La question des médias audiovisuels « va devenir un enjeu politique central »

La question des médias audiovisuels « va devenir un enjeu politique central »

Sur le Blog du Monde  « Le Puzzle Socialiste » le 23 janvier 2010 par Jean-Michel Normand

Les chevau-légers du PS (…et tant pis si certains d’entre eux ne font pas toujours dans la finesse) se sont lancés à l’assaut de la citadelle de la télé-Sarkozy. Dans l’édition du Monde datée 24-25 janvier, Vincent Peillon persiste dans sa charge contre le service public. Dénonçant « la servilité » des dirigeants de France Télévision, il dit ne rien regretter du lapin posé à Arlette Chabot le 14 janvier sur France2 et assure apporter des éléments à sa décharge. De son côté, la direction de France Télévisions s’est dite « indignée des propos injurieux et mensongers » tenus par l’eurodéputé.

En fait, une émission chasse l’autre.
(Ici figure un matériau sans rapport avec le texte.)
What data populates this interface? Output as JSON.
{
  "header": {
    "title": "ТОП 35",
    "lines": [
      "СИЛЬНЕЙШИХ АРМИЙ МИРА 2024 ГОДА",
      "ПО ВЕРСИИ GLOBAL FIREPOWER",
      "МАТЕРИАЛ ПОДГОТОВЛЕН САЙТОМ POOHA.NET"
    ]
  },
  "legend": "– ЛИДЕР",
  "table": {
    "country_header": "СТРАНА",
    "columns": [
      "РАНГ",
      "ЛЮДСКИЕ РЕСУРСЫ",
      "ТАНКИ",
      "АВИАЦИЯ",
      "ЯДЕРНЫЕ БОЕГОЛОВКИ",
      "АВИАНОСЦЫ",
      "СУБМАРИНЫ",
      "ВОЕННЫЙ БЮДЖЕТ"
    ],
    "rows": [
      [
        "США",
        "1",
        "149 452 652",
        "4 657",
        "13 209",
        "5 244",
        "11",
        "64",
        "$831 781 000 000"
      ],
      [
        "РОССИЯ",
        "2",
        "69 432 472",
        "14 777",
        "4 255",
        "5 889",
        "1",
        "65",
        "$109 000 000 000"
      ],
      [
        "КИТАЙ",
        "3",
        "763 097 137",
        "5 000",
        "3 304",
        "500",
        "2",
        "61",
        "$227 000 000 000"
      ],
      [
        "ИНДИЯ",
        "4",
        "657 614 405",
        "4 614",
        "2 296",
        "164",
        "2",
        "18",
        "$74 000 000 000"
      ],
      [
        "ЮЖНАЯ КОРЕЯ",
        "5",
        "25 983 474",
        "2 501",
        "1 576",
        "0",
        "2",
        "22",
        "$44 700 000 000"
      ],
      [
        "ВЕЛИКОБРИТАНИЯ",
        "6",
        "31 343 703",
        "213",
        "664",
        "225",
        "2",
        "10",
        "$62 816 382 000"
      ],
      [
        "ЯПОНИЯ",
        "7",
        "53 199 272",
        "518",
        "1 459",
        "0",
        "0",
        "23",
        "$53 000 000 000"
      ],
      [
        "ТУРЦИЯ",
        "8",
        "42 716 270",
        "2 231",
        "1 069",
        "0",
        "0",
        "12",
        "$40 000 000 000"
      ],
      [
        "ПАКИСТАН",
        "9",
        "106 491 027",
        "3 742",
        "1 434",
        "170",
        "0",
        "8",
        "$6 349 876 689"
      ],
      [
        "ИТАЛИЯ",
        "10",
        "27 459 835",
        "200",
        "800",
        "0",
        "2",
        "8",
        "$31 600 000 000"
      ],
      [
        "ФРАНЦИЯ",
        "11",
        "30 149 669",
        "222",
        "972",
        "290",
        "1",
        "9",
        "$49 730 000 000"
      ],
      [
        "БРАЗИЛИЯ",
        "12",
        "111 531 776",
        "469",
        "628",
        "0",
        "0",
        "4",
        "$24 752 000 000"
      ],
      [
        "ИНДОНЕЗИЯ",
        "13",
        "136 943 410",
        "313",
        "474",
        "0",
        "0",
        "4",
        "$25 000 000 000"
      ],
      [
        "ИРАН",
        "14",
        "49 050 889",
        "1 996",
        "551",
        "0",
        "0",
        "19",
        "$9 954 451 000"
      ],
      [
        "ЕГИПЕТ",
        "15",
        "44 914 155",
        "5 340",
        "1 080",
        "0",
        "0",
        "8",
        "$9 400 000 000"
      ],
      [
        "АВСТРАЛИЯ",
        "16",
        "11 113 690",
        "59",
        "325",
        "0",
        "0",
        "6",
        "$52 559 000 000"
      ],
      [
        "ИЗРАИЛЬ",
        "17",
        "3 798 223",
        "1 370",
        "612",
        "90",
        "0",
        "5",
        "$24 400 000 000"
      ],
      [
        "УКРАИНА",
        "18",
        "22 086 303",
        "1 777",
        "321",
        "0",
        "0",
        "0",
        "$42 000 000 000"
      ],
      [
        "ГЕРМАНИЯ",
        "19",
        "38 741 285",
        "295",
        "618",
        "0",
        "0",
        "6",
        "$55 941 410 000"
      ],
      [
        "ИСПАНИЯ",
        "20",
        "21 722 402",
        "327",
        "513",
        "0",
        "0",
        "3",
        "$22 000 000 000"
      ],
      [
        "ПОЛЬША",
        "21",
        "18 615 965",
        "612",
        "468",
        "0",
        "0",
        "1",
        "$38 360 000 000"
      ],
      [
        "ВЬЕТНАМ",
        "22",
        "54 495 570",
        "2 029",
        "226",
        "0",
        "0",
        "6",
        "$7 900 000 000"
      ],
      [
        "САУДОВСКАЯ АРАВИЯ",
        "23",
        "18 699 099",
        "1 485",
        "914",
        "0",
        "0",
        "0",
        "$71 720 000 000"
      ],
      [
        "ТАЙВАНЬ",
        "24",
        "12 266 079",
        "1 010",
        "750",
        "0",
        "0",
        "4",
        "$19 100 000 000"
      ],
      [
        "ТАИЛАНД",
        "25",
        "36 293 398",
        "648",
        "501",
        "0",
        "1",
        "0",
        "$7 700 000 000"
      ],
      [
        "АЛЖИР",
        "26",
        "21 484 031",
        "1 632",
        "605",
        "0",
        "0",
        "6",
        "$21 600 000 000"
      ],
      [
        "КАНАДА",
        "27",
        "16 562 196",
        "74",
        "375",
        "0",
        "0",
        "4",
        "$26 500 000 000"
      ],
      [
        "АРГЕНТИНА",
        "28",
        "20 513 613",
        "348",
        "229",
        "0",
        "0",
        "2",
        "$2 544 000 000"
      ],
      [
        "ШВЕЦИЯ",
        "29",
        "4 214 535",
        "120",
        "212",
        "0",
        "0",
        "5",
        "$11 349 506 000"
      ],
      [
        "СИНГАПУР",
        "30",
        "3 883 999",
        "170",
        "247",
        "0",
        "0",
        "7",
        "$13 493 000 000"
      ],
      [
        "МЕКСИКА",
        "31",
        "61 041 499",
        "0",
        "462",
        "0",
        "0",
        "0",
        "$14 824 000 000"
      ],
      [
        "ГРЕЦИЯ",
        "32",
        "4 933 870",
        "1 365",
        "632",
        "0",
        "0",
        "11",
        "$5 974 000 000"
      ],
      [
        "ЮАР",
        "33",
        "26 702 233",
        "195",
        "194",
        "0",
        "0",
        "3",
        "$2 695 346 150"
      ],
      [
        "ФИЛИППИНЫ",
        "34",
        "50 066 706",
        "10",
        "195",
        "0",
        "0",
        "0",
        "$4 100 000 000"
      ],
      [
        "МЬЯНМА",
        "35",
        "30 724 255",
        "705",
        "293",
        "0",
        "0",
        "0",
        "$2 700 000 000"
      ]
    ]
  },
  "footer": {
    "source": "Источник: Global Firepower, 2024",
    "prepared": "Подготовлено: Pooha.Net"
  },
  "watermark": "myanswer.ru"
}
L’ire socialiste se mobilise désormais contre ce grand moment de télévision que devrait être, lundi 25 janvier, la participation de Nicolas Sarkozy, sur TF1, à l’émission spéciale, « Paroles de Français » quelques jours avant le début du décompte des temps de parole pour les élections régionales. Le président de la République devrait passer une soirée pas trop difficile sur la chaine de son ami Martin Bouygues qui a délégué pour le mettre sur le grill l’impertinente Laurence Ferrari et la légende de la profession qu’est Jean-Pierre Pernaud. Le porte-parole du PS, Benoît Hamon en appelle au CSA et ironise en considérant que le président de la République étant supposé « être intégré dans le temps de parole du gouvernement pour tout ce qui concerne la politique intérieure » il ne « devrait pas y avoir en théorie beaucoup de (membres du) gouvernement sur TF1 pendant un mois ». Reste à savoir s’il parlera tant que cela de politique intérieure. Patrick Bloche, député de Paris et secrétaire national du PS chargé des médias, considère dans une interview au Post qu’une « nouvelle fois, la communication présidentielle bénéficie d’un relais complaisant de la part de TF1 ». Selon lui, « on retrouve les liens coupables entre Sarkozy et les groupes industriels qui contrôlent les grands groupes de médias ».

Les montées au créneau des socialistes contre la télé pro-Sarkozy n’ont rien d’inhabituel. La question est de savoir si, cette fois, une phase nouvelle s’ouvre. Depuis quelques semaines – en particulier depuis le lancement du débat sur « l’identité nationale » – les rapports entre la télévision et le pouvoir ont-ils franchi un échelon supplémentaire ? Enregistrent-ils un « saut qualitatif » ? Deux thèses sont en présence. Samedi, lors de « la journée d’étude et de travail » du Rassemblement social, écologique et démocrate organisé à Paris, Vincent Peillon a de nouveau sonné le tocsin en s’inquiétant de la « Berlusconisation » du pouvoir et d’une « régression démocratique », appelant les « démocrates » à « se ressaisir collectivement ». David Assouline, sénateur PS partage cette thèse. Il considère que la question des médias audiovisuels « va devenir un enjeu politique central » dans la perspective de la prochaine présidentielle.

D’autres livrent une vision moins systématique « On ne peut pas dire qu’il y ait un changement qualitatif » estime l’avocat Jean-Pierre Mignard. « Sarkozy utilise à son profit les médias audiovisuels qui se focalisent trop sur le traitement événementiel de l’actualité et accordent donc une place excessive au débat lancé par le gouvernement sur l’identité nationale » estime-t-il. « Parler de Berlusconisation, c’est excessif, souligne pour sa part François Rebsamen. La situation est préoccupante mais – hélas – elle découle des pratiques habituelles du pouvoir. Bref, cet épisode ne constitue pas une surprise ». Présent à la réunion du Rassemblement, Robert Hue trouve « gravissime » ce qu’il considère comme une « instrumentalisation » des médias. Lui aussi discerne-t-il un changement de nature ? « Je me garde des épithètes » répond, hardi mais prudent, l’ancien secrétaire général du PCF.

Quant à Jean-Luc Bennahmias, ex-Vert passé au MoDem, il a apporté samedi un commentaire empreint d’une intéressante profondeur historique. « En matière de privatisation des médias et du rôle confié à de grands industriels dans le secteur de la télévision, il semble me souvenir que la gauche a joué un certain rôle dans les années 80 » a fait remarquer le député européen.